Михайлов любил поволочиться за женщинами — что было, то было, — побед своих не скрывал, а порой их преувеличивал, и Полонский ему завидовал. «Почему тебя любят женщины, а меня нет? Или моя наружность слишком проигрывает рядом с твоей?» Благородный Яков Петрович не мог сказать, разумеется, что такой наружности, как у Михайлова, во всем Петербурге второй не сыщешь — скуластый, черный, лицо желтое, глаза щелками, да к тому же в толстых очках. Недруги Михайлова находили его безобразным, а друзья — исключительно обаятельным, остроумным, душа человеком. Друзей, слава богу, было у него гораздо больше, чем недругов. На сетования Полонского Михайлов отвечал его же стихами: «Улыбнись природе! Верь знаменованью! Нет конца стремленью, — есть конец страданью!»
У них бывали слегка чопорный, увлеченный античностью Аполлон Майков, кроткий Мей, неукротимый в своей язвительности Щербина, лейб-улан красавец Гербель, молодой и достаточно безрассудный, если учесть, что ни с того ни с сего он затеял рискованное издание переводов Шиллера; бывал Василий Курочкин, в недавнем прошлом гвардейский офицер, а ныне поэт и переводчик Беранже. Заходил к Михайлову и Чернышевский на правах давнего друга. Он сотрудничал у Некрасова в «Современнике» и в последний год стремительно приобрел известность, хотя и скандальную, в среде литераторов. Молодежь им восторгалась, а Тургенев, Григорович и особенно Дружинин не могли говорить о нем без зубовного скрежету за твердость его позиции.

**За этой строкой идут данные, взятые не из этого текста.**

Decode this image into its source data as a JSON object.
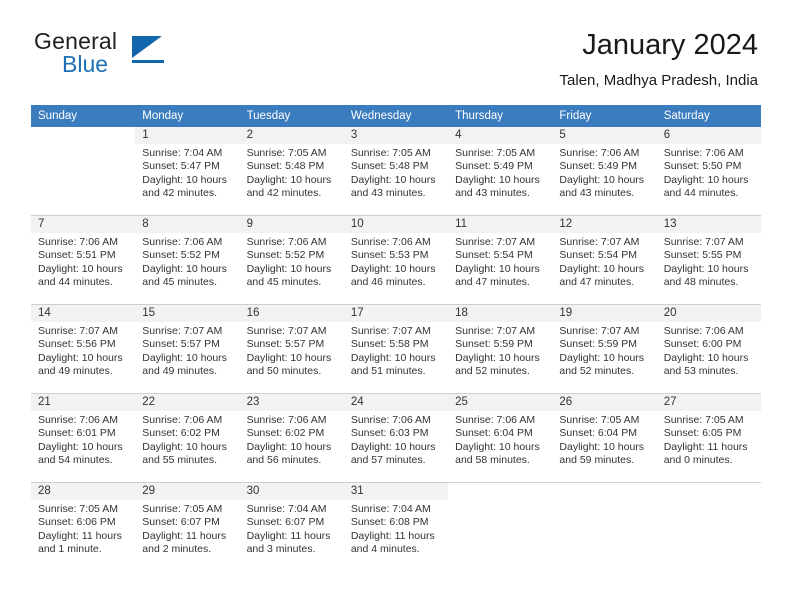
{
  "brand": {
    "word1": "General",
    "word2": "Blue",
    "triangle_color": "#1266ac",
    "blue_color": "#1d6fb8"
  },
  "header": {
    "title": "January 2024",
    "subtitle": "Talen, Madhya Pradesh, India"
  },
  "calendar": {
    "header_bg": "#3a7cbe",
    "daynum_bg": "#f2f2f2",
    "weekday_headers": [
      "Sunday",
      "Monday",
      "Tuesday",
      "Wednesday",
      "Thursday",
      "Friday",
      "Saturday"
    ],
    "weeks": [
      [
        {
          "day": "",
          "sunrise": "",
          "sunset": "",
          "daylight1": "",
          "daylight2": "",
          "blank": true
        },
        {
          "day": "1",
          "sunrise": "Sunrise: 7:04 AM",
          "sunset": "Sunset: 5:47 PM",
          "daylight1": "Daylight: 10 hours",
          "daylight2": "and 42 minutes."
        },
        {
          "day": "2",
          "sunrise": "Sunrise: 7:05 AM",
          "sunset": "Sunset: 5:48 PM",
          "daylight1": "Daylight: 10 hours",
          "daylight2": "and 42 minutes."
        },
        {
          "day": "3",
          "sunrise": "Sunrise: 7:05 AM",
          "sunset": "Sunset: 5:48 PM",
          "daylight1": "Daylight: 10 hours",
          "daylight2": "and 43 minutes."
        },
        {
          "day": "4",
          "sunrise": "Sunrise: 7:05 AM",
          "sunset": "Sunset: 5:49 PM",
          "daylight1": "Daylight: 10 hours",
          "daylight2": "and 43 minutes."
        },
        {
          "day": "5",
          "sunrise": "Sunrise: 7:06 AM",
          "sunset": "Sunset: 5:49 PM",
          "daylight1": "Daylight: 10 hours",
          "daylight2": "and 43 minutes."
        },
        {
          "day": "6",
          "sunrise": "Sunrise: 7:06 AM",
          "sunset": "Sunset: 5:50 PM",
          "daylight1": "Daylight: 10 hours",
          "daylight2": "and 44 minutes."
        }
      ],
      [
        {
          "day": "7",
          "sunrise": "Sunrise: 7:06 AM",
          "sunset": "Sunset: 5:51 PM",
          "daylight1": "Daylight: 10 hours",
          "daylight2": "and 44 minutes."
        },
        {
          "day": "8",
          "sunrise": "Sunrise: 7:06 AM",
          "sunset": "Sunset: 5:52 PM",
          "daylight1": "Daylight: 10 hours",
          "daylight2": "and 45 minutes."
        },
        {
          "day": "9",
          "sunrise": "Sunrise: 7:06 AM",
          "sunset": "Sunset: 5:52 PM",
          "daylight1": "Daylight: 10 hours",
          "daylight2": "and 45 minutes."
        },
        {
          "day": "10",
          "sunrise": "Sunrise: 7:06 AM",
          "sunset": "Sunset: 5:53 PM",
          "daylight1": "Daylight: 10 hours",
          "daylight2": "and 46 minutes."
        },
        {
          "day": "11",
          "sunrise": "Sunrise: 7:07 AM",
          "sunset": "Sunset: 5:54 PM",
          "daylight1": "Daylight: 10 hours",
          "daylight2": "and 47 minutes."
        },
        {
          "day": "12",
          "sunrise": "Sunrise: 7:07 AM",
          "sunset": "Sunset: 5:54 PM",
          "daylight1": "Daylight: 10 hours",
          "daylight2": "and 47 minutes."
        },
        {
          "day": "13",
          "sunrise": "Sunrise: 7:07 AM",
          "sunset": "Sunset: 5:55 PM",
          "daylight1": "Daylight: 10 hours",
          "daylight2": "and 48 minutes."
        }
      ],
      [
        {
          "day": "14",
          "sunrise": "Sunrise: 7:07 AM",
          "sunset": "Sunset: 5:56 PM",
          "daylight1": "Daylight: 10 hours",
          "daylight2": "and 49 minutes."
        },
        {
          "day": "15",
          "sunrise": "Sunrise: 7:07 AM",
          "sunset": "Sunset: 5:57 PM",
          "daylight1": "Daylight: 10 hours",
          "daylight2": "and 49 minutes."
        },
        {
          "day": "16",
          "sunrise": "Sunrise: 7:07 AM",
          "sunset": "Sunset: 5:57 PM",
          "daylight1": "Daylight: 10 hours",
          "daylight2": "and 50 minutes."
        },
        {
          "day": "17",
          "sunrise": "Sunrise: 7:07 AM",
          "sunset": "Sunset: 5:58 PM",
          "daylight1": "Daylight: 10 hours",
          "daylight2": "and 51 minutes."
        },
        {
          "day": "18",
          "sunrise": "Sunrise: 7:07 AM",
          "sunset": "Sunset: 5:59 PM",
          "daylight1": "Daylight: 10 hours",
          "daylight2": "and 52 minutes."
        },
        {
          "day": "19",
          "sunrise": "Sunrise: 7:07 AM",
          "sunset": "Sunset: 5:59 PM",
          "daylight1": "Daylight: 10 hours",
          "daylight2": "and 52 minutes."
        },
        {
          "day": "20",
          "sunrise": "Sunrise: 7:06 AM",
          "sunset": "Sunset: 6:00 PM",
          "daylight1": "Daylight: 10 hours",
          "daylight2": "and 53 minutes."
        }
      ],
      [
        {
          "day": "21",
          "sunrise": "Sunrise: 7:06 AM",
          "sunset": "Sunset: 6:01 PM",
          "daylight1": "Daylight: 10 hours",
          "daylight2": "and 54 minutes."
        },
        {
          "day": "22",
          "sunrise": "Sunrise: 7:06 AM",
          "sunset": "Sunset: 6:02 PM",
          "daylight1": "Daylight: 10 hours",
          "daylight2": "and 55 minutes."
        },
        {
          "day": "23",
          "sunrise": "Sunrise: 7:06 AM",
          "sunset": "Sunset: 6:02 PM",
          "daylight1": "Daylight: 10 hours",
          "daylight2": "and 56 minutes."
        },
        {
          "day": "24",
          "sunrise": "Sunrise: 7:06 AM",
          "sunset": "Sunset: 6:03 PM",
          "daylight1": "Daylight: 10 hours",
          "daylight2": "and 57 minutes."
        },
        {
          "day": "25",
          "sunrise": "Sunrise: 7:06 AM",
          "sunset": "Sunset: 6:04 PM",
          "daylight1": "Daylight: 10 hours",
          "daylight2": "and 58 minutes."
        },
        {
          "day": "26",
          "sunrise": "Sunrise: 7:05 AM",
          "sunset": "Sunset: 6:04 PM",
          "daylight1": "Daylight: 10 hours",
          "daylight2": "and 59 minutes."
        },
        {
          "day": "27",
          "sunrise": "Sunrise: 7:05 AM",
          "sunset": "Sunset: 6:05 PM",
          "daylight1": "Daylight: 11 hours",
          "daylight2": "and 0 minutes."
        }
      ],
      [
        {
          "day": "28",
          "sunrise": "Sunrise: 7:05 AM",
          "sunset": "Sunset: 6:06 PM",
          "daylight1": "Daylight: 11 hours",
          "daylight2": "and 1 minute."
        },
        {
          "day": "29",
          "sunrise": "Sunrise: 7:05 AM",
          "sunset": "Sunset: 6:07 PM",
          "daylight1": "Daylight: 11 hours",
          "daylight2": "and 2 minutes."
        },
        {
          "day": "30",
          "sunrise": "Sunrise: 7:04 AM",
          "sunset": "Sunset: 6:07 PM",
          "daylight1": "Daylight: 11 hours",
          "daylight2": "and 3 minutes."
        },
        {
          "day": "31",
          "sunrise": "Sunrise: 7:04 AM",
          "sunset": "Sunset: 6:08 PM",
          "daylight1": "Daylight: 11 hours",
          "daylight2": "and 4 minutes."
        },
        {
          "day": "",
          "sunrise": "",
          "sunset": "",
          "daylight1": "",
          "daylight2": "",
          "blank": true
        },
        {
          "day": "",
          "sunrise": "",
          "sunset": "",
          "daylight1": "",
          "daylight2": "",
          "blank": true
        },
        {
          "day": "",
          "sunrise": "",
          "sunset": "",
          "daylight1": "",
          "daylight2": "",
          "blank": true
        }
      ]
    ]
  }
}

У Михайлова же позиции не было никакой, ни твердой, ни мягкой, хотя спорщиком он был горячим. Позицию его отчасти выразил Полонский, посвятив другу длинное стихотворение «Качка в бурю». Море кипит, корабль качает, а я себе сплю. Шквал обрывает парус, вот уже и стеньга обломилась, а я сплю да сплю, я влюблен и в блаженном сне вижу, как «стан её полувоздушный обвила моя рука»; а корабль качает все больше, вот уже и руль оторван, и матрос унесен волной, беда! «Что же делать? Зудь что будет! В руки бога отдаюсь: если смерть меня разбудит — я не здесь проснусь».
Таким Полонский представлял Михайлова, блаженным в житейских бурях, что было верно, но лишь отчасти. Михайлов порой нападал на Майкова за его попытки впрягаться в придворный рыдван и на Полонского нападал за неумеренную апологию чистого искусства, а то вдруг схватывался с Чернышевским, защищая стихи Майкова, ругал безответного беднягу Мея за его псалом на смерть Николая и цитировал ему для примера бродячий мотив: «По неизменному природному закону, события идут обычной чередой: один тиран исчез, другой надел корону, и тяготеет вновь тиранство над страной».

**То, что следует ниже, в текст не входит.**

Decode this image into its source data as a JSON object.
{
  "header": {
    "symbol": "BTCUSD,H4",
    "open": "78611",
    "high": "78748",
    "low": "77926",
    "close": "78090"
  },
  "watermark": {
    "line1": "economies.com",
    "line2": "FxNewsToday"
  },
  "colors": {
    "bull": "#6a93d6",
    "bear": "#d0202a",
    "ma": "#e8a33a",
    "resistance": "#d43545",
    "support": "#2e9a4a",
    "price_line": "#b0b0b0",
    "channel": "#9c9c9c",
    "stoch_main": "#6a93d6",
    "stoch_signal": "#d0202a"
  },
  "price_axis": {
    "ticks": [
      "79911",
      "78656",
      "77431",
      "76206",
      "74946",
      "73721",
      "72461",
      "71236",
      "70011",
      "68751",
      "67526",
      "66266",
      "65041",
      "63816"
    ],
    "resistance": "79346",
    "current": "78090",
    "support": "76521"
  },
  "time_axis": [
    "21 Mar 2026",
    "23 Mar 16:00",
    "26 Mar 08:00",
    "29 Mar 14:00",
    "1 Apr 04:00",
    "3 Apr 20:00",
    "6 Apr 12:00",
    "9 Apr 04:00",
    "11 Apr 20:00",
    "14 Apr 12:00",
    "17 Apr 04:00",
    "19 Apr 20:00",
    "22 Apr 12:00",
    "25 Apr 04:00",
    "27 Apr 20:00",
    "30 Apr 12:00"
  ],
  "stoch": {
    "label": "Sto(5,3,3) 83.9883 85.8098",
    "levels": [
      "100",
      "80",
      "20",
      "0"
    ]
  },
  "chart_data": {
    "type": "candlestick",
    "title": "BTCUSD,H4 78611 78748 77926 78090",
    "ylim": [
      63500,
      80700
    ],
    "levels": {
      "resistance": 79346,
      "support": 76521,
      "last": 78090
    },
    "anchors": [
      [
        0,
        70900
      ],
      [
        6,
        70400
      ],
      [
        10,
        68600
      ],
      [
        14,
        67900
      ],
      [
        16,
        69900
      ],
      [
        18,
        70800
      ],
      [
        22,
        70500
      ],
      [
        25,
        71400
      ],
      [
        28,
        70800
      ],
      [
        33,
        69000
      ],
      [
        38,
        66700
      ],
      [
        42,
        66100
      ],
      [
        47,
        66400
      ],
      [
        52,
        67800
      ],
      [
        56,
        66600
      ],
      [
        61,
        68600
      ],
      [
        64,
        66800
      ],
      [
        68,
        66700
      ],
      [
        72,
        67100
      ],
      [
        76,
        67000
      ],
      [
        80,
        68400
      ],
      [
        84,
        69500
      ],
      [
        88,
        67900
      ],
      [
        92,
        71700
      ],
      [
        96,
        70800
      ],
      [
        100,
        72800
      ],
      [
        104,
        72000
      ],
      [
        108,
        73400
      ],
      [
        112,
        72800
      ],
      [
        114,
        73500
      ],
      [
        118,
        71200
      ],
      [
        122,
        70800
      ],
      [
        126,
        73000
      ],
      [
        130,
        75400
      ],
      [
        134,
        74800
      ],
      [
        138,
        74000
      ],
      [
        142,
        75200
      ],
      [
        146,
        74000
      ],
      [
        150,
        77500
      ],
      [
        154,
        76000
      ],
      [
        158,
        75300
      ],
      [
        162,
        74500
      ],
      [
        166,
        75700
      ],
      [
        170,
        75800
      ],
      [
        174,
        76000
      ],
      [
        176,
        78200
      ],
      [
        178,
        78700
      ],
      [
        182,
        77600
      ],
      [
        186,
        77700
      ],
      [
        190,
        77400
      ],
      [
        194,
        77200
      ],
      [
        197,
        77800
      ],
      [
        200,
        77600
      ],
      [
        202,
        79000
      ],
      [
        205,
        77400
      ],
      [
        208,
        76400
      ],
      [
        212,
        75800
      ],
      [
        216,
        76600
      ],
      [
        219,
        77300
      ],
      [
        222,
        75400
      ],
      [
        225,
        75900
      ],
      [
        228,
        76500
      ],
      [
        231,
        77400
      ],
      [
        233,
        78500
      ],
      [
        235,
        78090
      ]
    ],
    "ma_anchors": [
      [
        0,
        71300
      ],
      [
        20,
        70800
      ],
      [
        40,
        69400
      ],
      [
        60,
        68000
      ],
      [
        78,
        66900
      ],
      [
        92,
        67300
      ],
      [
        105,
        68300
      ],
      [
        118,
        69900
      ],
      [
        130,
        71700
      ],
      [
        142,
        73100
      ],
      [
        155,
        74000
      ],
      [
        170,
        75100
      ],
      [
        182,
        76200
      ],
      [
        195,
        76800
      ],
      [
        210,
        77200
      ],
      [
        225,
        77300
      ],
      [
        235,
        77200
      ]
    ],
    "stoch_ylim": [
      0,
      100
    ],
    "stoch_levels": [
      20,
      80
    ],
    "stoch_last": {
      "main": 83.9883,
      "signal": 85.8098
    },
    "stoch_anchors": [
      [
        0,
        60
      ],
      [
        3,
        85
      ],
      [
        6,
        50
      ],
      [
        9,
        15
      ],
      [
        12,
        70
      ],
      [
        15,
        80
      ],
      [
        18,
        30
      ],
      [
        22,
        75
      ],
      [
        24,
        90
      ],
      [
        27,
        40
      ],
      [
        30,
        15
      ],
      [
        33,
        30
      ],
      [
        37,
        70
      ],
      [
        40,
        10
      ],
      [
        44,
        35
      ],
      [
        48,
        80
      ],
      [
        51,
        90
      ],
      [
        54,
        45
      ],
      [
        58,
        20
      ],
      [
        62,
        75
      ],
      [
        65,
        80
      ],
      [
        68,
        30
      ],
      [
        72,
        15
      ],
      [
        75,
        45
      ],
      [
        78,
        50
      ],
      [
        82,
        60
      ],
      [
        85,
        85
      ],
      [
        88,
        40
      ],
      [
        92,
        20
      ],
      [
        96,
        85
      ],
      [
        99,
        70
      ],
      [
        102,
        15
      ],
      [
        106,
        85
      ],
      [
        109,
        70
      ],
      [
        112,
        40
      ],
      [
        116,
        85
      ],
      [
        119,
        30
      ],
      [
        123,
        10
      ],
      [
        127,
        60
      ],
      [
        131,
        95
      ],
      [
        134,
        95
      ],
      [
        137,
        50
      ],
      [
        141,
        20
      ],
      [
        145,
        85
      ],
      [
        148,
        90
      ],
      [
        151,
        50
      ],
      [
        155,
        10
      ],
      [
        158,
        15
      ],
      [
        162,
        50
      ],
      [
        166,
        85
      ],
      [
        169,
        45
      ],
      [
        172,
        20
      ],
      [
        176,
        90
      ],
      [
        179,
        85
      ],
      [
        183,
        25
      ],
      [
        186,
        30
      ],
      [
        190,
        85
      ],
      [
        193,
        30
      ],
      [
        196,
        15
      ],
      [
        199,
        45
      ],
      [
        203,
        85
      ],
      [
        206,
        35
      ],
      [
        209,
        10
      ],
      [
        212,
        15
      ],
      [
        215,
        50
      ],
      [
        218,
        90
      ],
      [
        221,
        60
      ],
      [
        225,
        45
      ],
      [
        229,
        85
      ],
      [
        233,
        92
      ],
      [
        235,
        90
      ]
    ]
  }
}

Не обремененные семьей друзья тем не менее сильно нуждались. Оба уже были признанными литераторами, писания их кормили, но похаживания и посиживания требовали уйму денег. Они печатались чуть не каждый месяц то в «Отечественных записках», то в «Библиотеке для чтения», в «Современнике» и в «Санкт-Петербургских ведомостях», а денег все равно не хватало. Да и редакции, бывало, задерживали выплату, особенно «Отечественные записки». Возвратясь от Краевского, Полонский сердился на него, ворчал: «Безродный архаровец! Нам, дворянам, сын потаскушки осмеливается задерживать гонорар!» (Краевский был побочным отпрыском екатерининского вельможи Архарова, а звучную свою фамилию получил от какого-то проходимца за благосклонность матушки.) В другой раз возвращался ни с чем Михайлов и тоже костерил Краевского, от души желая ему той палки, которую тот просил у Одоевского («Шелаю иметь на память от Пушкина камышевую желтую палку, у которой в набалдашник вделана пуговица с мундира Петра Великого»).

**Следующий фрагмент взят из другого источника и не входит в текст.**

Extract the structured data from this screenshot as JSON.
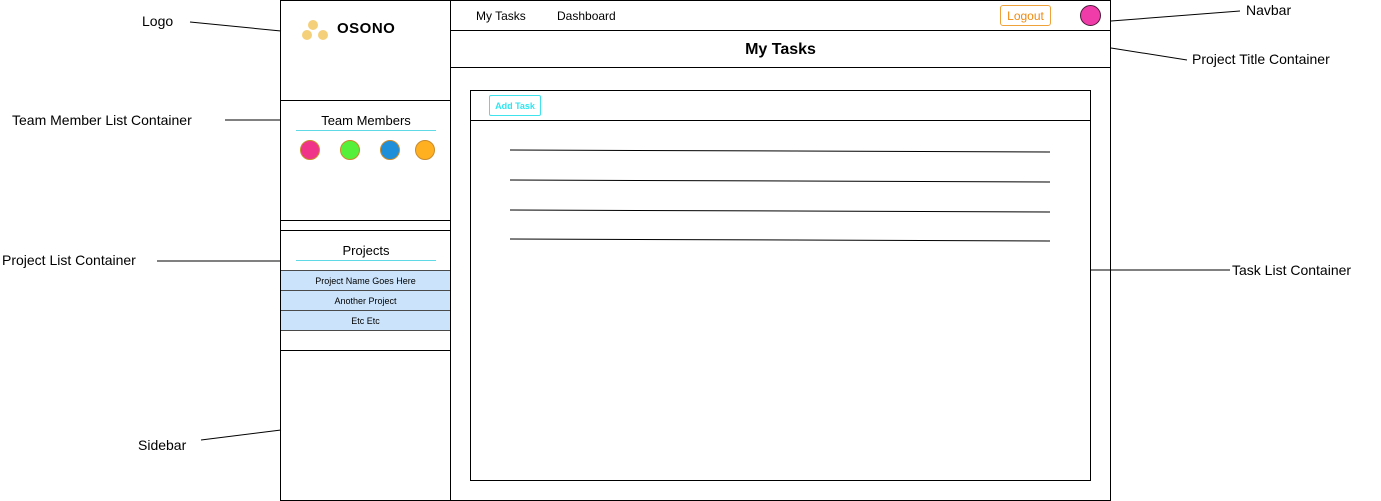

Однако ничего подобного ни Полонский, ни тем более Михайлов не позволяли себе в отношении «Современника» и его издателей — Некрасова и Панаева. Если говорить о надежном, хотя и небольшом, заработке, то именно Некрасов обеспечил им Михайлова — поручил ему читать корректуру «Современника» и охотно печатал его очерки и повести.
Полонскому все-таки было легче, он издал книгу стихотворений в том году, а Михайлов, хотя имя его не сходило со страниц журналов, так и получил кличку, неуклюжую, но справедливую, — Безденежный литератор. Его задевало — будто остальные сплошь денежные, он оправдывался: годовой доход у него более двух тысяч, но… получишь гонорар в конторе редакции, положишь в карман, не успеешь и шагу сделать, а деньги уже поют петухами, просятся на волю.
А тут еще весь Петербург словно с цепи сорвался. Осенью стали закатывать балы, званые обеды, маскарады, литературные вечера. Казалось, чему тут радоваться — весной государь скончался, Крымскую войну проиграли, флот, национальная гордость, потоплен, а все танцуют не натанцуются. По всему видно, начиналась в России новая жизнь, и Михайлов не мог уже вторично бежать из Петербурга от нужды, как прежде. Надо было устраиваться куда-то на службу, но куда?
Полонский осенью определился в канцелярию гражданского губернатора Петербурга Смирнова, стал вскоре домашним учителем его сына, а заодно прилежным слушателем воспоминаний его жены, некогда известной красавицы, фрейлины; она была дружна с Гоголем, была дружна с Пушкиным, он ей посвятил стихи: «Черноокая Россети в самовластной красоте все сердца пленила эта, те, те, те и те, те, те».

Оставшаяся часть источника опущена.